This award is funded under the American Recovery and Reinvestment Act of 2009 (Public Law 111-5).
Many information needs can be more easily expressed using longer, sentence-length queries, but the inadequacies of current search engines force people to try to think up the right combination of keywords to find relevant documents. This can be very difficult and often leads to search failures. On the other hand, long queries are handled poorly by current search engines. The focus of this project is on developing retrieval algorithms and query processing techniques that will significantly improve the effectiveness of long queries. A specific emphasis is on techniques for transforming long queries into semantically equivalent queries that produce better search results. In contrast to purely linguistic approaches to paraphrasing, query transformation is done in the context of, and guided by, retrieval models. Query transformation steps such as stemming, segmentation, and expansion have been studied for many years, and we are both extending and integrating this work in a common framework.

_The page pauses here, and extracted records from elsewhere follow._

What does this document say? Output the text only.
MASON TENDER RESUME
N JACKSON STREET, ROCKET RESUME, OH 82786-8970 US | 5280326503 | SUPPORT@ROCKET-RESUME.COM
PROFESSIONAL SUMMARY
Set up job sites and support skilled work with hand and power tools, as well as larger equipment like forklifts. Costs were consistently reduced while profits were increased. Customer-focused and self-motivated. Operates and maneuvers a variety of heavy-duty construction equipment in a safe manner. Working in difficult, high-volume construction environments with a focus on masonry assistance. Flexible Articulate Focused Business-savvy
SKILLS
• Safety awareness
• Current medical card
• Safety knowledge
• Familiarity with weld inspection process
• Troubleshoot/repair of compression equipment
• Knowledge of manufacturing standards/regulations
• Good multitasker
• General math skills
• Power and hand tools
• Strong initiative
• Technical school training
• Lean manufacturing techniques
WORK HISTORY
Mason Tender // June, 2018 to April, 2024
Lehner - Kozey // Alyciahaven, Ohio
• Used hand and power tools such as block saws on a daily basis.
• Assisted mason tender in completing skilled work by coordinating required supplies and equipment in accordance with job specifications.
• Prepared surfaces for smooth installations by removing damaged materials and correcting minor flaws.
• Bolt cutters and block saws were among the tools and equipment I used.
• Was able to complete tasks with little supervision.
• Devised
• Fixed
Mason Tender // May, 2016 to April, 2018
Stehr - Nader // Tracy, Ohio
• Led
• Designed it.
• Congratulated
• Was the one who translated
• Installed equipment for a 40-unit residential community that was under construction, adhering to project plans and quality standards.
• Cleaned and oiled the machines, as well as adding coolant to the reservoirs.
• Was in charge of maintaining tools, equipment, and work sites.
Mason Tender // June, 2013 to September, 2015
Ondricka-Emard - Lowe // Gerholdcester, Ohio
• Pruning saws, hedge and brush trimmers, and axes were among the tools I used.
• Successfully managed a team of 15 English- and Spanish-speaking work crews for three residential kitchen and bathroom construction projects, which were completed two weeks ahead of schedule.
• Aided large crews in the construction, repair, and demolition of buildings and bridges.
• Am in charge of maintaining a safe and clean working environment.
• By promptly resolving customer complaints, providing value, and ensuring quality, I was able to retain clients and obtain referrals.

The new query processing techniques for long queries are being developed and distributed using the NSF-funded Lemur toolkit from UMass/CMU, and are being evaluated using a variety of document and query collections from sources such as the web, social media sites such as forums, and TREC, with an involvement of graduate and undergraduate students. The project Web site (http://ciir.cs.umass.edu/research/longqueries) will be used to further disseminate results.
Given that search is one of the two most common activities on the web and that new modalities for search, such as voice interfaces and collaborative question answering, are increasing the importance of long queries, this research could have a very broad impact, both in the home and the office.